During Hendrickson’s tenure, Creighton has seen enrollment grow to more than 8,700 undergraduate, graduate, and professional students; achieved greater national recognition; and opened a $100 million health sciences campus in Phoenix, making it the largest Catholic health professions educator in the U.S. Creighton has also achieved recognition for undergraduate teaching, research, and internship opportunities
With undergraduate programs in arts and sciences, business, and nursing, and graduate and professional programs including dentistry, law, medicine, nursing, occupational therapy, pharmacy, physical therapy, and physician assistant, Creighton is an interdisciplinary and interprofessional education leader. A collaborative health sciences education facility is currently under construction on the Omaha campus.

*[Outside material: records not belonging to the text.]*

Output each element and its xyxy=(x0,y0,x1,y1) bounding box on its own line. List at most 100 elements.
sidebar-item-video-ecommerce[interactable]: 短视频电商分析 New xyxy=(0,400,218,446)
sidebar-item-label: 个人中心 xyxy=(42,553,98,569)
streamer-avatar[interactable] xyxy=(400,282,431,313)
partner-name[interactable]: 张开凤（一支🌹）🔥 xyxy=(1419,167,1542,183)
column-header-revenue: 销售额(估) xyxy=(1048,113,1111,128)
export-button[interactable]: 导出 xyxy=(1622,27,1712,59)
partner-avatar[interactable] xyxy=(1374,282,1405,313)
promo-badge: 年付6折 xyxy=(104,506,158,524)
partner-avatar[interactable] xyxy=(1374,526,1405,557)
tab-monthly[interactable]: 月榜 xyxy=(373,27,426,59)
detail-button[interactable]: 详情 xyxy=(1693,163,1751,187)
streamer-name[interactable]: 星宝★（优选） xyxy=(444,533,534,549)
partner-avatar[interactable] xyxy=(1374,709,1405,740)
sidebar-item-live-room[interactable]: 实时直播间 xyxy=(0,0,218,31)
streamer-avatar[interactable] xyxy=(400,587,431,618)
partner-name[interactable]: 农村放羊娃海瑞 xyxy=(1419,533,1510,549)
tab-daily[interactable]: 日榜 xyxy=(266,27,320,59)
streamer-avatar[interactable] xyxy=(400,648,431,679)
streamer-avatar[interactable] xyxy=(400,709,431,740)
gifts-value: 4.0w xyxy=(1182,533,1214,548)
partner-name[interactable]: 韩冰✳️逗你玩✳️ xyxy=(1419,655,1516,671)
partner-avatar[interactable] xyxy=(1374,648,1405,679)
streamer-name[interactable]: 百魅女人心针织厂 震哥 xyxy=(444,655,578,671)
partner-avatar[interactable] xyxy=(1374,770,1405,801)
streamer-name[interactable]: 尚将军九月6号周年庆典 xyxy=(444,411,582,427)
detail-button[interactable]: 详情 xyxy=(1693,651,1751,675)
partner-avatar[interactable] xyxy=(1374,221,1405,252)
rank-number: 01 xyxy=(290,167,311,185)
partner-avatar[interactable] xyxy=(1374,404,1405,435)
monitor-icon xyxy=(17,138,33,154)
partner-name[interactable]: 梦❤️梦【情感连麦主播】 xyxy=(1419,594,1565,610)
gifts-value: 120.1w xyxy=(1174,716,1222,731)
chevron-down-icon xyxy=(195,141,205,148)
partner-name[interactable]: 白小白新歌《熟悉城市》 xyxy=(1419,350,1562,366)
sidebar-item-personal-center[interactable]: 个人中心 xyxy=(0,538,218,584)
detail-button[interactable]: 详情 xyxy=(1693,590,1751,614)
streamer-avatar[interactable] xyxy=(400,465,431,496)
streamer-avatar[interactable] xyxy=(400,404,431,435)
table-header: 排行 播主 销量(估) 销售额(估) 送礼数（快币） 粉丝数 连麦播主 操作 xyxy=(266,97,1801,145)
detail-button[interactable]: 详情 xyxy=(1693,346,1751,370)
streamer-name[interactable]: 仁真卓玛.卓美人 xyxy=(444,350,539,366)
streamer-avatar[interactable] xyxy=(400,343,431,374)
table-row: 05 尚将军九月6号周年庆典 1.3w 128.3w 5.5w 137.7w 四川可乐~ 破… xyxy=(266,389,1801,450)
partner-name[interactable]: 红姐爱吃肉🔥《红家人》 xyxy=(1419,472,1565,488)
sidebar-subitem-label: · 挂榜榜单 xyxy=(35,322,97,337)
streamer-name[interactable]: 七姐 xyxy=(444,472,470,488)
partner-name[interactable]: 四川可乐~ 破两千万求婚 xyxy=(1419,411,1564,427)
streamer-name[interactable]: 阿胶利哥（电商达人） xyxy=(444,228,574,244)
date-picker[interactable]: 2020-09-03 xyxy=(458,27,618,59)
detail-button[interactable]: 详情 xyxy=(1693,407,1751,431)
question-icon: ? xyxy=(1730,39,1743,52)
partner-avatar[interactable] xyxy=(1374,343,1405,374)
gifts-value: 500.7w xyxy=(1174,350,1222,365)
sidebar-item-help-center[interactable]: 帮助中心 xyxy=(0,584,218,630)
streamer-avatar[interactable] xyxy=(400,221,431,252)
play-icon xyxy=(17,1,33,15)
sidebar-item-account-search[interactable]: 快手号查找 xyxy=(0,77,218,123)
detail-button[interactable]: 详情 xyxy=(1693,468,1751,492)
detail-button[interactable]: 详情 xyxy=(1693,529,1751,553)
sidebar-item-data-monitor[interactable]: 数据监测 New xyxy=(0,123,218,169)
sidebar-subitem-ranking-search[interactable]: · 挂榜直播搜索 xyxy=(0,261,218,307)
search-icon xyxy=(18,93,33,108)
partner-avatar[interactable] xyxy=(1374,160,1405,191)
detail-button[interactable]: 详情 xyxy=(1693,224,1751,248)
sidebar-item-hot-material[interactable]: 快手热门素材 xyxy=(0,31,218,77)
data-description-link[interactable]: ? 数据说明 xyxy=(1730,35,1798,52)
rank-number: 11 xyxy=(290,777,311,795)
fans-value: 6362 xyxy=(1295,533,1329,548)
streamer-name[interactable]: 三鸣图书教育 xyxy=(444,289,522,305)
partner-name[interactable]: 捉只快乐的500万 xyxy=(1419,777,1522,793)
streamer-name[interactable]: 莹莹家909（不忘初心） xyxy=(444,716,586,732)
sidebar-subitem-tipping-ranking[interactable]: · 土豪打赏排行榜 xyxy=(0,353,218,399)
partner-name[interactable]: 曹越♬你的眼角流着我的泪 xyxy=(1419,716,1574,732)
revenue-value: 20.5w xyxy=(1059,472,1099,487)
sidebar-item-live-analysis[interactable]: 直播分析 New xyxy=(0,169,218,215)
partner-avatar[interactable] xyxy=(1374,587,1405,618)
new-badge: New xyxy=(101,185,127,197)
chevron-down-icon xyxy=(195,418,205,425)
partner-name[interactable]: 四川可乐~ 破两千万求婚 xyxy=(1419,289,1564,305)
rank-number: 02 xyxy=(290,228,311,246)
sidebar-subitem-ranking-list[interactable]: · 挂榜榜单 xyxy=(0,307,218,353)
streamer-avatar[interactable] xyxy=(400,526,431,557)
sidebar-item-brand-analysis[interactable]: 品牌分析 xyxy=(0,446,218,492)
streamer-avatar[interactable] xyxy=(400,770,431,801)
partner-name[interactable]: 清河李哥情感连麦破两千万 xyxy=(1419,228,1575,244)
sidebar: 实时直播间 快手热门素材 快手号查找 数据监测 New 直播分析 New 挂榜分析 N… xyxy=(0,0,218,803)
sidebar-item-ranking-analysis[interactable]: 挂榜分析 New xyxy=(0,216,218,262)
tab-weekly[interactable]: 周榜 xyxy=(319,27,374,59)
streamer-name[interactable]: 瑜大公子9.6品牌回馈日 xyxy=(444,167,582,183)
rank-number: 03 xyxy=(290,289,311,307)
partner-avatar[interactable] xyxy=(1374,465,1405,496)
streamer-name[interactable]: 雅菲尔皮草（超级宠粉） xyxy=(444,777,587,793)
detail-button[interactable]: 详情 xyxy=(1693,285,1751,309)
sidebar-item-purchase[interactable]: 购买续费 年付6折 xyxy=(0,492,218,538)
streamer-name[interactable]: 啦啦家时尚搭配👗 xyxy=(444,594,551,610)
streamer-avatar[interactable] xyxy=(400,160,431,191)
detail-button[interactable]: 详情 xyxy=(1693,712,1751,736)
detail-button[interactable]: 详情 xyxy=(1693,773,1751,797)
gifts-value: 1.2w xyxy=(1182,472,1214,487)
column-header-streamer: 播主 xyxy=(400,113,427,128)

With Hendrickson's leadership, Creighton recently launched its most ambitious fundraising campaign, Forward Blue, to raise $650 million in support of scholarships, campus improvements, and mission-driven services and programs.
Hendrickson's other achievements include authoring Jesuit Higher Education in a Secular Age: A Response to Charles Taylor and the Crisis of Fullness, to be published in spring 2022. The book explores the history and relevance of the liberal arts and humanities and how Jesuit education aids students’ self-awareness, sense of global solidarity, and aptitude for inspiration, awe, and gratitude.
He serves on the boards of Boston College and Xavier University and is a trustee of ILAC/Centro de Educación para la Salud Integral in the Dominican Republic and Jesuit Worldwide Learning.
Hendrickson holds a BA from Marquette University; an MA in philosophical resources from Fordham University; a Master of Divinity degree from the Jesuit School of Theology at Santa Clara University; and MA and PhD degrees from Columbia University.